Countess Etelka (Adelhaid) Szapáry de Szapár, Muraszombat et Széchy-Sziget (26 September 1798 – 10 November 1876) was a Hungarian noblewoman and a landowner.

== Early life ==
Born as a member of an old noble House of Szapáry, she was the second daughter of Count Péter Szápáry de Muraszombath, Széchysziget et Szapár (1766-1827) and his wife, Countess Júlia Csáky de Körösszeg et Adorján (1770-1827).

== Biography ==
Etelka Szapáry possessed the Letenye castle, which was built by her father. The mansion became the property of the Andrássy family as her dowry. Today, it operates as a community center.

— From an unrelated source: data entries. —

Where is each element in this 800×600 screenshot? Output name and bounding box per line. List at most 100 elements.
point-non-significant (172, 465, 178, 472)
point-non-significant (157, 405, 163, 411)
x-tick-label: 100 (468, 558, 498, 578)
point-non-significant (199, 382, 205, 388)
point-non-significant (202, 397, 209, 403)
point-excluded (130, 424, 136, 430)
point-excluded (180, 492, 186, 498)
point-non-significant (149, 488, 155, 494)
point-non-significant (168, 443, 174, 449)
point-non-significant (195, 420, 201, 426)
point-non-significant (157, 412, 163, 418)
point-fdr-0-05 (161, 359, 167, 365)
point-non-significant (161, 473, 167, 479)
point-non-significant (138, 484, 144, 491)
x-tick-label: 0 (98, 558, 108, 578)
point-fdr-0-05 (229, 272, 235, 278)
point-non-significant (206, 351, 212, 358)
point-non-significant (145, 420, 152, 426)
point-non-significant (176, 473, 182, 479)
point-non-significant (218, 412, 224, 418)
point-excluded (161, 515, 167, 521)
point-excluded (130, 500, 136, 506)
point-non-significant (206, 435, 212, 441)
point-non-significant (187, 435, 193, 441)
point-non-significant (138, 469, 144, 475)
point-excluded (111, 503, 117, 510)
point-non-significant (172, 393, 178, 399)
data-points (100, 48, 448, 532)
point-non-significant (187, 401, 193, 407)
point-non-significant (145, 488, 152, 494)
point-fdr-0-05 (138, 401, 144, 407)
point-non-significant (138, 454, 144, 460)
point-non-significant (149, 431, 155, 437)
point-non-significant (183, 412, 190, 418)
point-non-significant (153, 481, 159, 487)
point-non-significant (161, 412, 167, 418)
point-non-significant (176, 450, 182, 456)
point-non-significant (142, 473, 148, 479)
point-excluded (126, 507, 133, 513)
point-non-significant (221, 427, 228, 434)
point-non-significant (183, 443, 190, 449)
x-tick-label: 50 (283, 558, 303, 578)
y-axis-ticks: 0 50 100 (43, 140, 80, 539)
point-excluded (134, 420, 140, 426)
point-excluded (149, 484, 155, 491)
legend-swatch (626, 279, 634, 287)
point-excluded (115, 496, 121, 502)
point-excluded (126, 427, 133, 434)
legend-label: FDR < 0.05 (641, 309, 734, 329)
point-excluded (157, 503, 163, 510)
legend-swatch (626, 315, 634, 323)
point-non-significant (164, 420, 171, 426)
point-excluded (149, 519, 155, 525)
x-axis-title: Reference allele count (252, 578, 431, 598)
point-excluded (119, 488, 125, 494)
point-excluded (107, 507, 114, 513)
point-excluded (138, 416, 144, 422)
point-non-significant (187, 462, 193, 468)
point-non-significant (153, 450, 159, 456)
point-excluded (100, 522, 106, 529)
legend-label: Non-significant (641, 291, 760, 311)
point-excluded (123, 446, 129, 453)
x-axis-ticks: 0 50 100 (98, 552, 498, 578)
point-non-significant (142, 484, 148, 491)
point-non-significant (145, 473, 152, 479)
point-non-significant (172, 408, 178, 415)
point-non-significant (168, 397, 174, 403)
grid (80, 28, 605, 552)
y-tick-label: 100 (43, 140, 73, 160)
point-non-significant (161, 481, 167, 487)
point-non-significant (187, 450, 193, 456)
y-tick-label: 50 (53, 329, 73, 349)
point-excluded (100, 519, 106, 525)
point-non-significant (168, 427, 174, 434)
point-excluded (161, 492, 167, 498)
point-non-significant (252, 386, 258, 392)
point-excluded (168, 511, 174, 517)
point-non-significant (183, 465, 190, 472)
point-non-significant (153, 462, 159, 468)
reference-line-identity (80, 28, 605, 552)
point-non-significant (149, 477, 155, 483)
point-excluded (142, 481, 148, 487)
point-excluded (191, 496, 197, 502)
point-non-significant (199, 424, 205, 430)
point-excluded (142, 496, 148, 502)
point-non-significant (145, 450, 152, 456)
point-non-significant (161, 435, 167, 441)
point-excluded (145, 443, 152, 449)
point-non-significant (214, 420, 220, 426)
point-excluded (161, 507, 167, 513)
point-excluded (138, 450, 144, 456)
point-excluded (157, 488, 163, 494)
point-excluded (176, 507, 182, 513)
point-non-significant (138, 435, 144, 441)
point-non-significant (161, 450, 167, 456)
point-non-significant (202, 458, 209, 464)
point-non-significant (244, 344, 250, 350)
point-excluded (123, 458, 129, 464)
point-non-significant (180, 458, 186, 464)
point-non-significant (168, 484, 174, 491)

She is buried in the Andrássy Mausoleum in Tőketerebes. Her sarcophagus rests in the crypt.

==Family==
She married Count Károly Andrássy de Csíkszentkirály és Krasznahorkai in Betlér, 1809. They had four children:
- Countess Kornélia (1820–1836)
- Count Manó (1821–1891): married to Countess Gabriella Pálffy de Erdőd (1833–1914)
- Count Gyula (1823–1890): Prime Minister of Hungary, Minister of Foreign Affairs of Austria-Hungary, married to Countess Katinka Kendeffy de Malomvíz
- Count Aladár (1827–1903): married Baroness Leontina Wenckheim de Wenckheim (1841–1921).

==Sources==
- Alexandra Schmal (ed.): Levelek az Andrássy-házból (1864–1869). General Press Kiadó, Budapest, 2007.